6:1 The Lord, however, appointed seventy others and sent them on <ahead of him two by two> into <every place and> town <where he himself was about to go. 6:2 He said to them, ‘The harvest is plentiful, but the workers are few. Therefore ask the Lord of the harvest to send out workers into his harvest. 6:3 Go! I am sending you out like lambs surrounded by wolves.> 6:4 Do not carry <a money bag, a traveler’s bag, or> sandals, and greet no one on the road. 6:5 Whenever you enter a house, first say, “May peace be on this house!” 6:6 <And if a peace-loving person is there, your peace will remain on him, but if not, your peace will return to you. 6:7 Stay in that same house, eating and drinking what they give you,> for the worker deserves his pay. <Do not move around from house to house. 6:8 Whenever you enter a town and the people welcome you, eat what is set before you. 6:9 Heal the sick in that town and say to them, “The kingdom of God has come upon you!” 6:10 But whenever you enter a town> and the people do not welcome you, <go into its streets> and say, 6:11 “Even the dust of your town that clings to our feet we wipe off for you. Nevertheless know this: The kingdom of God has come.” 6:12 The one who rejects you rejects me, <and the one who rejects me rejects the one who sent me.’ 6:13 But the seventy returned with joy, saying, ‘Lord, even the demons submit to us in your name!’ 6:14 So he said to them, ‘I saw Satan fall like lightning from heaven. 6:15 Look,> I have given you authority to tread on snakes and scorpions and on the full <force of the enemy, and> nothing will hurt <you. 6:16 Nevertheless, do not rejoice that> the spirits submit <to you, but rejoice that your names stand written in heaven.’> 6:17 <On that same occasion Jesus rejoiced in the Holy Spirit> and said, ‘I praise you, Father, Lord of heaven, because things hidden hidden from the wise and intelligent, these you have revealed to little children. <Yes, Father, for this was your gracious will.> 6:18 All things have been given to me by my Father. No one knows the Father except the Son, and no one [knows] the Son except the Father, and anyone to whom the Son reveals him.’

1 comment:

  1. You interesting argue that Tertullian (or his source) knows the correct order of the Marcionite gospel. I am not so sure. I think the text began with the appearance at Bethsaida (= Nazareth). This explains the name 'gospel' (= Jubilee cf. Isa 61.2). It is also worth noting that Clement of Alexandria cites an important variant. I think the scribe added the identification 'Luke' herein:

    And to prove that this is true, it is written in the Gospel by Luke as follows: "And in the fifteenth year, in the reign of Tiberius Caesar, the word of the Lord came to John, the son of Zacharias." And again in the same book: "And Jesus was coming to His baptism, being about thirty years old," and so on. And that it was necessary for Him to preach only a year, this also is written: "He hath sent Me to proclaim the acceptable year of the Lord." This both the prophet spake, and the Gospel. [Strom 1.21]

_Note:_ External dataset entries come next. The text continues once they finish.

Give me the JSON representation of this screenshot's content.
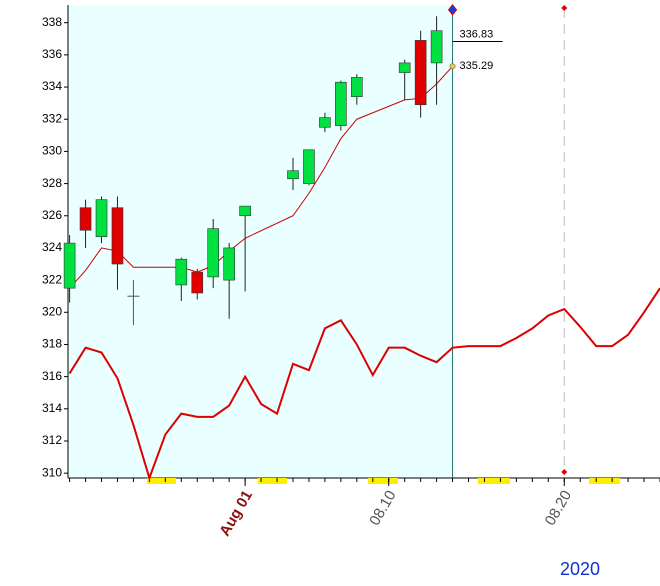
{
  "chart_data": {
    "type": "candlestick",
    "xlabel": "2020",
    "xlim": [
      -0.1,
      37
    ],
    "ylim": [
      309.7,
      339.1
    ],
    "yticks": [
      310,
      312,
      314,
      316,
      318,
      320,
      322,
      324,
      326,
      328,
      330,
      332,
      334,
      336,
      338
    ],
    "xticks": [
      {
        "value": 11,
        "label": "Aug 01"
      },
      {
        "value": 20,
        "label": "08.10"
      },
      {
        "value": 31,
        "label": "08.20"
      }
    ],
    "up_color": "#00e040",
    "down_color": "#e00000",
    "candles": {
      "x": [
        0,
        1,
        2,
        3,
        4,
        7,
        8,
        9,
        10,
        11,
        14,
        15,
        16,
        17,
        18,
        21,
        22,
        23
      ],
      "open": [
        321.5,
        326.5,
        324.7,
        326.5,
        321,
        321.7,
        322.5,
        322.2,
        322,
        326,
        328.3,
        328,
        331.5,
        331.6,
        333.4,
        334.9,
        336.9,
        335.5
      ],
      "high": [
        324.8,
        327,
        327.2,
        327.2,
        322,
        323.4,
        322.7,
        325.8,
        324.3,
        326.6,
        329.6,
        330.1,
        332.4,
        334.4,
        334.8,
        335.7,
        337.5,
        338.4
      ],
      "low": [
        320.6,
        324,
        324.3,
        321.4,
        319.2,
        320.7,
        320.8,
        321.5,
        319.6,
        321.3,
        327.6,
        327.9,
        331.2,
        331.3,
        332.9,
        333.2,
        332.1,
        332.9
      ],
      "close": [
        324.3,
        325.1,
        327,
        323,
        321,
        323.3,
        321.2,
        325.2,
        324,
        326.6,
        328.8,
        330.1,
        332.1,
        334.3,
        334.6,
        335.5,
        332.9,
        337.5
      ]
    },
    "series": [
      {
        "color": "#cc0000",
        "width": 1,
        "x": [
          0,
          1,
          2,
          3,
          4,
          7,
          8,
          9,
          10,
          11,
          14,
          15,
          16,
          17,
          18,
          21,
          22,
          23,
          24
        ],
        "values": [
          321.5,
          322.6,
          324,
          323.8,
          322.8,
          322.8,
          322.5,
          322.9,
          323.8,
          324.6,
          326,
          327.4,
          329,
          330.8,
          332,
          333.2,
          333.3,
          334.2,
          335.29
        ]
      },
      {
        "color": "#dd0000",
        "width": 2,
        "x": [
          0,
          1,
          2,
          3,
          4,
          5,
          6,
          7,
          8,
          9,
          10,
          11,
          12,
          13,
          14,
          15,
          16,
          17,
          18,
          19,
          20,
          21,
          22,
          23,
          24,
          25,
          26,
          27,
          28,
          29,
          30,
          31,
          32,
          33,
          34,
          35,
          36,
          37
        ],
        "values": [
          316.2,
          317.8,
          317.5,
          315.9,
          313,
          309.7,
          312.4,
          313.7,
          313.5,
          313.5,
          314.2,
          316,
          314.3,
          313.7,
          316.8,
          316.4,
          319,
          319.5,
          318,
          316.1,
          317.8,
          317.8,
          317.3,
          316.9,
          317.8,
          317.9,
          317.9,
          317.9,
          318.4,
          319,
          319.8,
          320.2,
          319.1,
          317.9,
          317.9,
          318.6,
          320,
          321.5
        ]
      }
    ],
    "cursor": {
      "x": 24,
      "marker": 338.8
    },
    "annotations": [
      {
        "text": "336.83",
        "value": 336.83
      },
      {
        "text": "335.29",
        "value": 335.29
      }
    ],
    "dashed_x": 31
  }
}
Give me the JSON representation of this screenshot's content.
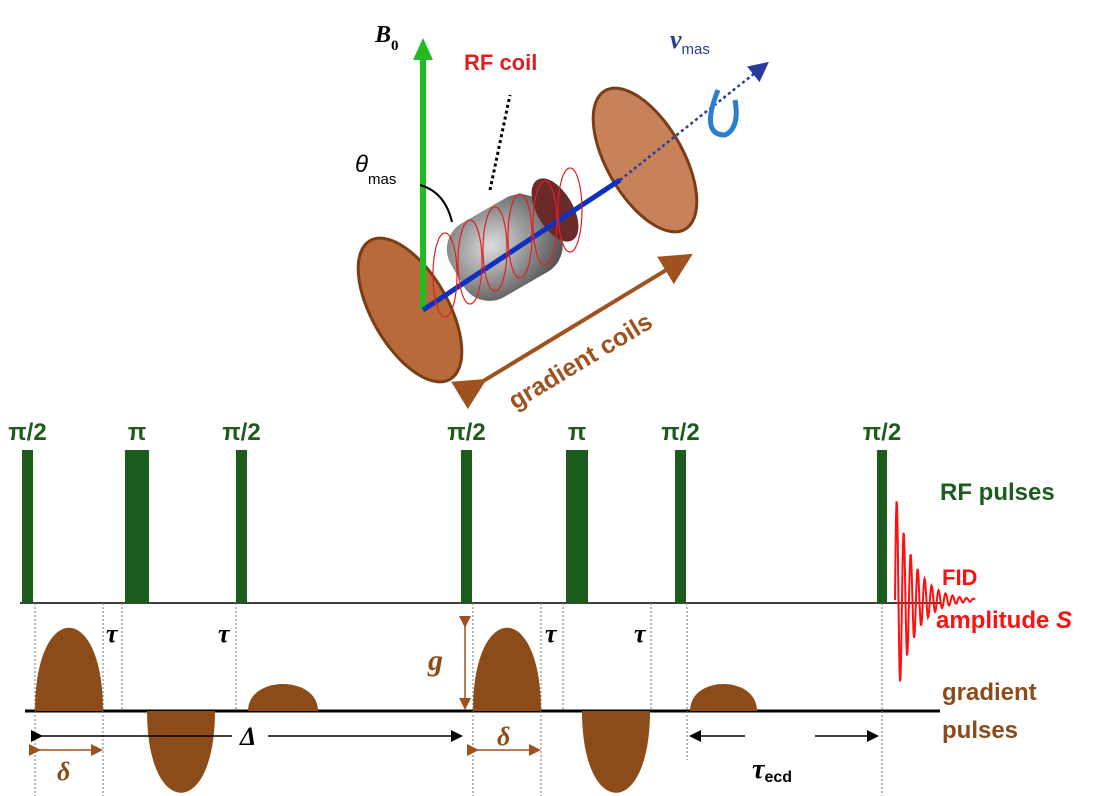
{
  "apparatus": {
    "b0": {
      "symbol": "B",
      "sub": "0"
    },
    "rf_coil": "RF coil",
    "spin": {
      "symbol": "ν",
      "sub": "mas"
    },
    "angle": {
      "symbol": "θ",
      "sub": "mas"
    },
    "gradient_coils": "gradient coils"
  },
  "sequence": {
    "rf_pulses": [
      "π/2",
      "π",
      "π/2",
      "π/2",
      "π",
      "π/2",
      "π/2"
    ],
    "rf_label": "RF pulses",
    "fid_label": "FID",
    "amplitude_label": {
      "text": "amplitude",
      "symbol": "S"
    },
    "gradient_label": [
      "gradient",
      "pulses"
    ],
    "taus": [
      "τ",
      "τ",
      "τ",
      "τ"
    ],
    "g": "g",
    "big_delta": "Δ",
    "small_delta": [
      "δ",
      "δ"
    ],
    "tau_ecd": {
      "symbol": "τ",
      "sub": "ecd"
    }
  }
}
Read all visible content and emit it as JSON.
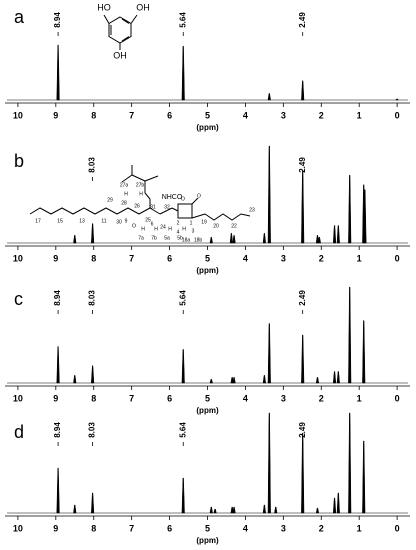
{
  "chart_data": [
    {
      "type": "spectrum",
      "label": "a",
      "xlabel": "(ppm)",
      "xlim": [
        10.34,
        -0.34
      ],
      "xticks": [
        10,
        9,
        8,
        7,
        6,
        5,
        4,
        3,
        2,
        1,
        0
      ],
      "color": "#000000",
      "x": [
        8.94,
        5.64,
        3.37,
        2.49,
        0
      ],
      "values": [
        100,
        98,
        12,
        35,
        2
      ],
      "peak_labels": [
        8.94,
        5.64,
        2.49
      ],
      "structure_labels": [
        "HO",
        "OH",
        "OH"
      ]
    },
    {
      "type": "spectrum",
      "label": "b",
      "xlabel": "(ppm)",
      "xlim": [
        10.34,
        -0.34
      ],
      "xticks": [
        10,
        9,
        8,
        7,
        6,
        5,
        4,
        3,
        2,
        1,
        0
      ],
      "color": "#000000",
      "x": [
        8.5,
        8.03,
        4.9,
        4.37,
        4.3,
        3.5,
        3.37,
        2.49,
        2.1,
        2.05,
        1.65,
        1.55,
        1.25,
        0.88,
        0.85
      ],
      "values": [
        8,
        20,
        6,
        10,
        8,
        10,
        100,
        75,
        8,
        6,
        18,
        18,
        70,
        60,
        55
      ],
      "peak_labels": [
        8.03,
        2.49
      ],
      "structure_labels": [
        "27a",
        "27b",
        "H",
        "H",
        "29",
        "28",
        "26",
        "31",
        "32",
        "NHCO",
        "30",
        "25",
        "O",
        "24",
        "O",
        "O",
        "2",
        "1",
        "3",
        "4",
        "19",
        "17",
        "15",
        "13",
        "11",
        "9",
        "6",
        "7a",
        "7b",
        "5a",
        "5b",
        "H",
        "H",
        "H",
        "H",
        "18a",
        "18b",
        "20",
        "22",
        "23"
      ]
    },
    {
      "type": "spectrum",
      "label": "c",
      "xlabel": "(ppm)",
      "xlim": [
        10.34,
        -0.34
      ],
      "xticks": [
        10,
        9,
        8,
        7,
        6,
        5,
        4,
        3,
        2,
        1,
        0
      ],
      "color": "#000000",
      "x": [
        8.94,
        8.5,
        8.03,
        5.64,
        4.9,
        4.35,
        4.3,
        3.5,
        3.37,
        2.49,
        2.1,
        1.65,
        1.55,
        1.25,
        0.88
      ],
      "values": [
        38,
        8,
        18,
        35,
        4,
        6,
        6,
        8,
        62,
        50,
        6,
        12,
        12,
        100,
        65
      ],
      "peak_labels": [
        8.94,
        8.03,
        5.64,
        2.49
      ]
    },
    {
      "type": "spectrum",
      "label": "d",
      "xlabel": "(ppm)",
      "xlim": [
        10.34,
        -0.34
      ],
      "xticks": [
        10,
        9,
        8,
        7,
        6,
        5,
        4,
        3,
        2,
        1,
        0
      ],
      "color": "#000000",
      "x": [
        8.94,
        8.5,
        8.03,
        5.64,
        4.9,
        4.8,
        4.35,
        4.3,
        3.5,
        3.37,
        3.2,
        2.49,
        2.1,
        1.65,
        1.55,
        1.25,
        0.88
      ],
      "values": [
        45,
        8,
        20,
        35,
        6,
        4,
        6,
        6,
        8,
        100,
        6,
        80,
        5,
        15,
        20,
        100,
        72
      ],
      "peak_labels": [
        8.94,
        8.03,
        5.64,
        2.49
      ]
    }
  ]
}
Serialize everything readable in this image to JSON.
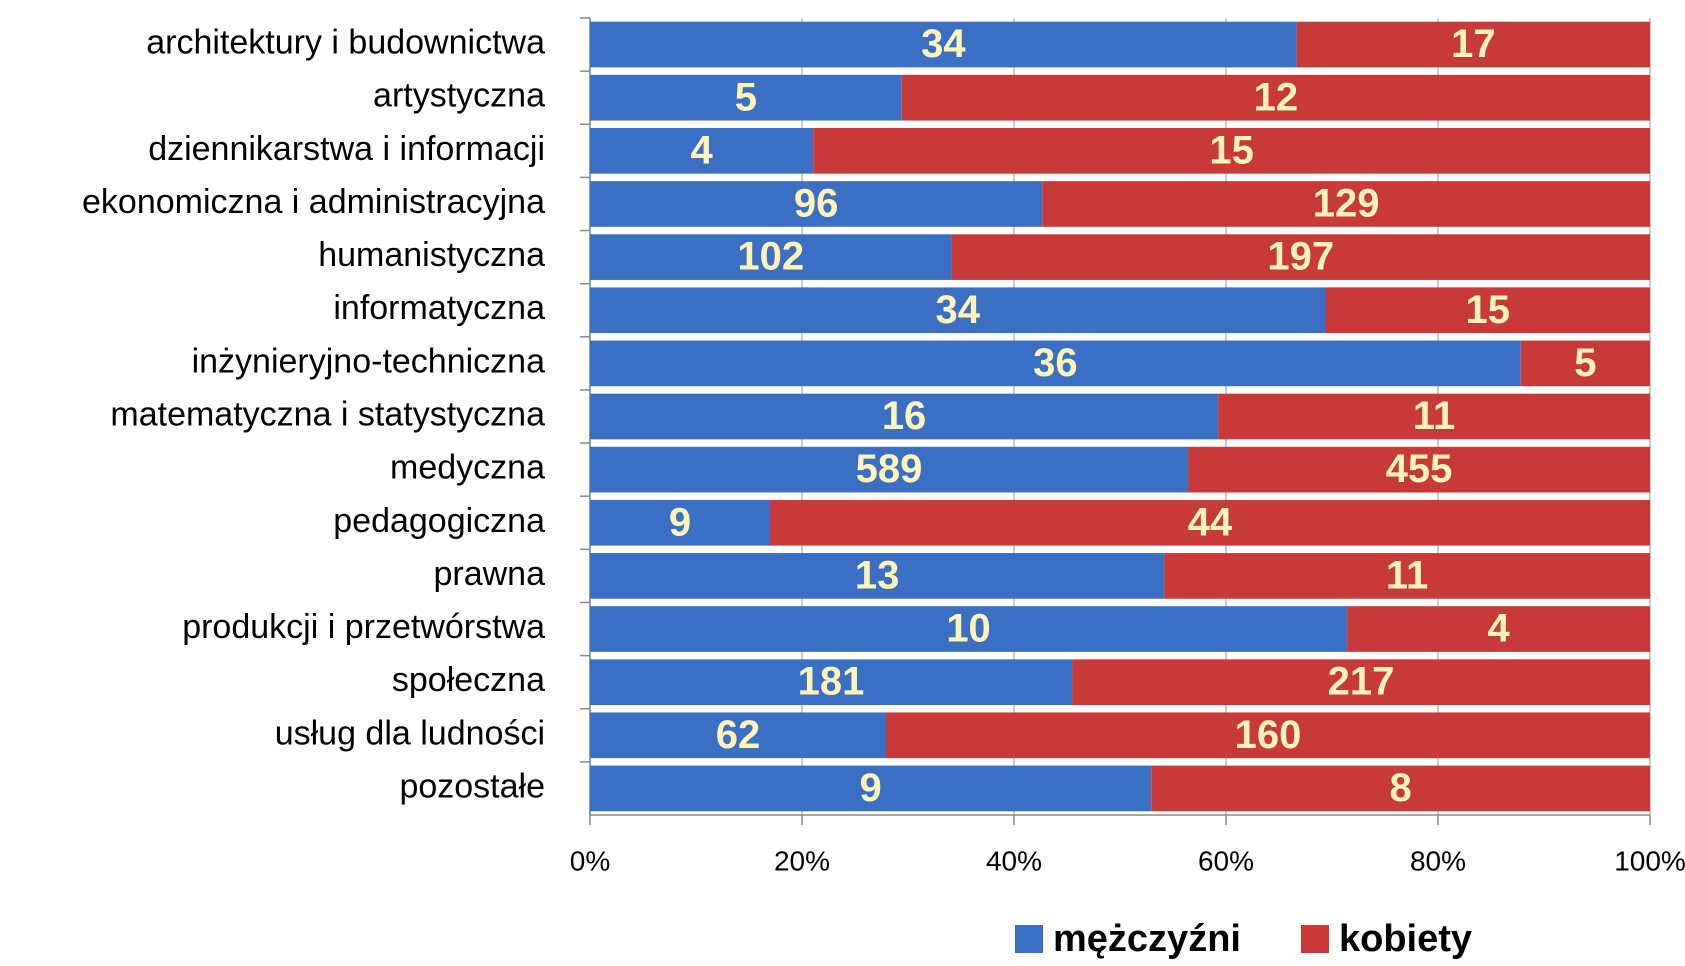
{
  "chart_data": {
    "type": "bar",
    "orientation": "horizontal",
    "stacked": "percent",
    "categories": [
      "architektury i budownictwa",
      "artystyczna",
      "dziennikarstwa i informacji",
      "ekonomiczna i administracyjna",
      "humanistyczna",
      "informatyczna",
      "inżynieryjno-techniczna",
      "matematyczna i statystyczna",
      "medyczna",
      "pedagogiczna",
      "prawna",
      "produkcji i przetwórstwa",
      "społeczna",
      "usług dla ludności",
      "pozostałe"
    ],
    "series": [
      {
        "name": "mężczyźni",
        "color": "#3a6fc4",
        "values": [
          34,
          5,
          4,
          96,
          102,
          34,
          36,
          16,
          589,
          9,
          13,
          10,
          181,
          62,
          9
        ]
      },
      {
        "name": "kobiety",
        "color": "#c83a3a",
        "values": [
          17,
          12,
          15,
          129,
          197,
          15,
          5,
          11,
          455,
          44,
          11,
          4,
          217,
          160,
          8
        ]
      }
    ],
    "xlim": [
      0,
      100
    ],
    "xticks": [
      {
        "value": 0,
        "label": "0%"
      },
      {
        "value": 20,
        "label": "20%"
      },
      {
        "value": 40,
        "label": "40%"
      },
      {
        "value": 60,
        "label": "60%"
      },
      {
        "value": 80,
        "label": "80%"
      },
      {
        "value": 100,
        "label": "100%"
      }
    ],
    "grid": true,
    "legend": "bottom"
  }
}
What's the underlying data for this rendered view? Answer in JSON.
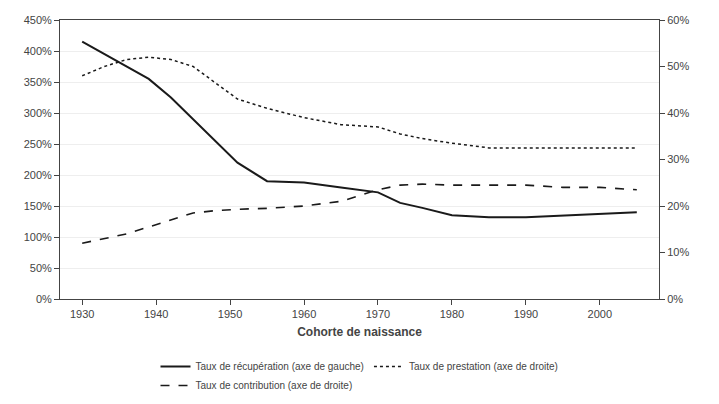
{
  "chart_data": {
    "type": "line",
    "x": [
      1930,
      1933,
      1936,
      1939,
      1942,
      1945,
      1948,
      1951,
      1955,
      1960,
      1965,
      1970,
      1973,
      1976,
      1980,
      1985,
      1990,
      1995,
      2000,
      2005
    ],
    "series": [
      {
        "name": "Taux de récupération (axe de gauche)",
        "color": "#1a1a1a",
        "line_style": "solid",
        "values": [
          4.15,
          3.95,
          3.75,
          3.55,
          3.25,
          2.9,
          2.55,
          2.2,
          1.9,
          1.88,
          1.8,
          1.72,
          1.55,
          1.47,
          1.35,
          1.32,
          1.32,
          1.35,
          1.38,
          1.4
        ]
      },
      {
        "name": "Taux de prestation (axe de droite)",
        "color": "#1a1a1a",
        "line_style": "dotted",
        "axis": "y2",
        "values": [
          0.48,
          0.5,
          0.515,
          0.52,
          0.515,
          0.5,
          0.465,
          0.43,
          0.41,
          0.39,
          0.375,
          0.37,
          0.355,
          0.345,
          0.335,
          0.325,
          0.325,
          0.325,
          0.325,
          0.325
        ]
      },
      {
        "name": "Taux de contribution (axe de droite)",
        "color": "#1a1a1a",
        "line_style": "dashed",
        "axis": "y2",
        "values": [
          0.12,
          0.13,
          0.14,
          0.155,
          0.17,
          0.185,
          0.19,
          0.193,
          0.195,
          0.2,
          0.21,
          0.235,
          0.245,
          0.247,
          0.245,
          0.245,
          0.245,
          0.24,
          0.24,
          0.235
        ]
      }
    ],
    "xlabel": "Cohorte de naissance",
    "xlim": [
      1927,
      2008
    ],
    "xticks": [
      1930,
      1940,
      1950,
      1960,
      1970,
      1980,
      1990,
      2000
    ],
    "ylim": [
      0,
      4.5
    ],
    "yticks": [
      {
        "value": 0.0,
        "label": "0%"
      },
      {
        "value": 0.5,
        "label": "50%"
      },
      {
        "value": 1.0,
        "label": "100%"
      },
      {
        "value": 1.5,
        "label": "150%"
      },
      {
        "value": 2.0,
        "label": "200%"
      },
      {
        "value": 2.5,
        "label": "250%"
      },
      {
        "value": 3.0,
        "label": "300%"
      },
      {
        "value": 3.5,
        "label": "350%"
      },
      {
        "value": 4.0,
        "label": "400%"
      },
      {
        "value": 4.5,
        "label": "450%"
      }
    ],
    "y2lim": [
      0,
      0.6
    ],
    "y2ticks": [
      {
        "value": 0.0,
        "label": "0%"
      },
      {
        "value": 0.1,
        "label": "10%"
      },
      {
        "value": 0.2,
        "label": "20%"
      },
      {
        "value": 0.3,
        "label": "30%"
      },
      {
        "value": 0.4,
        "label": "40%"
      },
      {
        "value": 0.5,
        "label": "50%"
      },
      {
        "value": 0.6,
        "label": "60%"
      }
    ],
    "grid": true,
    "legend": "bottom"
  }
}
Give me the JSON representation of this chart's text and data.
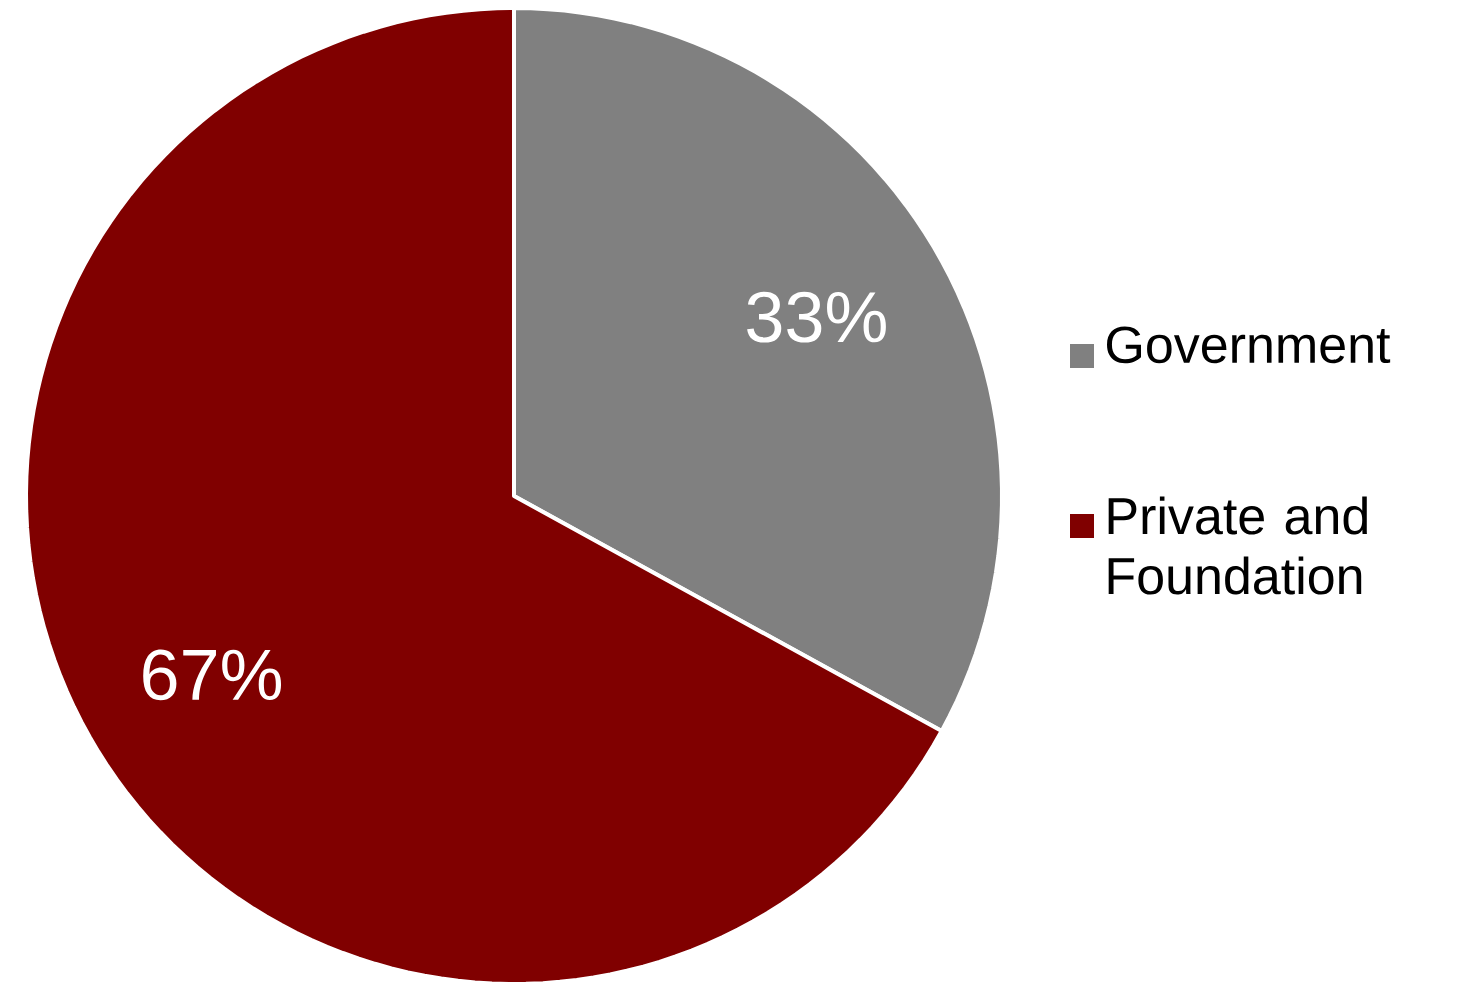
{
  "chart_data": {
    "type": "pie",
    "categories": [
      "Government",
      "Private and Foundation"
    ],
    "values": [
      33,
      67
    ],
    "colors": [
      "#808080",
      "#800000"
    ],
    "value_labels": [
      "33%",
      "67%"
    ],
    "legend": "right"
  }
}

    For what it's worth I think this is closest we get to the actual order of the Marcionite gospel (which is really ur-Mark or the preferred gospel of Alexandria). Tertullian is just copying a Syriac text he doesn't fully understand. It reflects the order of Tatian's Diatessaron not Marcion's text just as Galatians is only the first epistle in the Syriac NT (cf. Ephraim) not the Marcionite NT.